Guidelines for specific steps

Most doc files should start with a generic sentence about the integration, for example, "Get webhook name notifications in Zulip!" A typical doc will then have the following steps.

"Create the stream" step
  • Use the create-stream macro. This step should be omitted if the integration only supports notifications via PMs.
"Create the bot" step
  • Typically, use the create-bot-construct-url macro.
  • Existing macros should be used for this if they exist, but if the macro defaults don’t work, it may make sense to write something custom for the integration in question. This step is mandatory for all integrations.
  • In general, this should be one step, even if it takes multiple clicks.
  • Begin by mentioning the third-party service being documented with language such as "Go to your Taiga project", "Go to your GitHub repository", "On your X project", etc. Assume the user is already logged in to their account.
  • If a UI element is difficult to spot, you can use additional cues like "Click on Settings in the top-right corner" or "On the left, click Webhooks.". Only do this if the element is actually difficult to spot.
  • If this step includes more than 5 sentences, it may need to be split up into multiple steps.
"Fill out form and save" step
  • Filling out a form and clicking Save should generally be one step, even if there are multiple fields to fill out.
  • It’s fine to say things like "Follow the on-screen instructions to create an app" if they have a sequence of steps they guide you through that are pretty clear.
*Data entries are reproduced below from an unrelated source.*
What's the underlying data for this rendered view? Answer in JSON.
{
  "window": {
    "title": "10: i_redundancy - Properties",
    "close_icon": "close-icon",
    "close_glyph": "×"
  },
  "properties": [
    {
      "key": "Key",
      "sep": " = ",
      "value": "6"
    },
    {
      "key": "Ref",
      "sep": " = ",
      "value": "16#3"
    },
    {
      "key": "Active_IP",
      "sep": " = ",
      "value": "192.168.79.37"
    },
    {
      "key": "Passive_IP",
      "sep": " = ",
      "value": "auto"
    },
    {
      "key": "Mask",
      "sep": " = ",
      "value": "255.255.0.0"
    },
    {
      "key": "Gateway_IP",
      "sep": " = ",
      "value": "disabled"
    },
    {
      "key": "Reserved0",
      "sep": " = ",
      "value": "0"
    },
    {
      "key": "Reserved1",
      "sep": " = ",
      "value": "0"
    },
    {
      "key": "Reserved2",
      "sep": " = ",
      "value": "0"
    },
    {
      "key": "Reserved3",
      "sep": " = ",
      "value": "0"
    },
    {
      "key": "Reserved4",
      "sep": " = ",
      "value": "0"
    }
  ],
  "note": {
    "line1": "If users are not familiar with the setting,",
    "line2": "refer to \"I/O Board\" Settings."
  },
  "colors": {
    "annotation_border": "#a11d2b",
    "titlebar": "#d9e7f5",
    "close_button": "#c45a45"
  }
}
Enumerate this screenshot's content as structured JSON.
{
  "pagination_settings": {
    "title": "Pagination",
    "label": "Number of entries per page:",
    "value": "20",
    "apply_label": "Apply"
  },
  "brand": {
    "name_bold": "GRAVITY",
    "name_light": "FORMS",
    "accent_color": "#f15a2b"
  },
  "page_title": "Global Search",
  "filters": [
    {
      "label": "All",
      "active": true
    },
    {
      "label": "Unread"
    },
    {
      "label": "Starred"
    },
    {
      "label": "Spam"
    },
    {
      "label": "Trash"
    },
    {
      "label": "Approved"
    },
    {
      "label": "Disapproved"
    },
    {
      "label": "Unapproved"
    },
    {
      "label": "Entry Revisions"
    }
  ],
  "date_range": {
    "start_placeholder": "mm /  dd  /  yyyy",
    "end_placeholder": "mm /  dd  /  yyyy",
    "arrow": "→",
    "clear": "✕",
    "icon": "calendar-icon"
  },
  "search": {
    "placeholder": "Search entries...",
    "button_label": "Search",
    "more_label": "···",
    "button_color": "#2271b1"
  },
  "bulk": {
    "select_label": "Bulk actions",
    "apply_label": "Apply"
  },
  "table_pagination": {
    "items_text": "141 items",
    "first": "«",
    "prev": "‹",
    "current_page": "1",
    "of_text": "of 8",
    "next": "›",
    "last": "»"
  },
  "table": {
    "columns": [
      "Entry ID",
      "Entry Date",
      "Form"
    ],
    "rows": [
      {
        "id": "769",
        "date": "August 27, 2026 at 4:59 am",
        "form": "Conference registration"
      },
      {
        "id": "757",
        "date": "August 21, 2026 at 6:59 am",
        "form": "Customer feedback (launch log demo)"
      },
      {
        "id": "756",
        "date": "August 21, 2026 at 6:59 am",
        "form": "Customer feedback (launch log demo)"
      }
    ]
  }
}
Lastly, end with the congrats.md macro and a screenshot of a sample message within Zulip.

Screenshots

Screenshots are hard to maintain, so we generally err on the side of not including screenshots. That being said, screenshots may be used to aid the process if the third-party UI is confusing or a specific UI element is hard to find. A few things to keep in mind:

  • Screenshots should be small and should mainly include the third-party UI that the text is referring to that is difficult to locate.
  • Screenshots should never include the entirety of a third-party website’s page.
  • Each screenshot should come after the step that refers to it.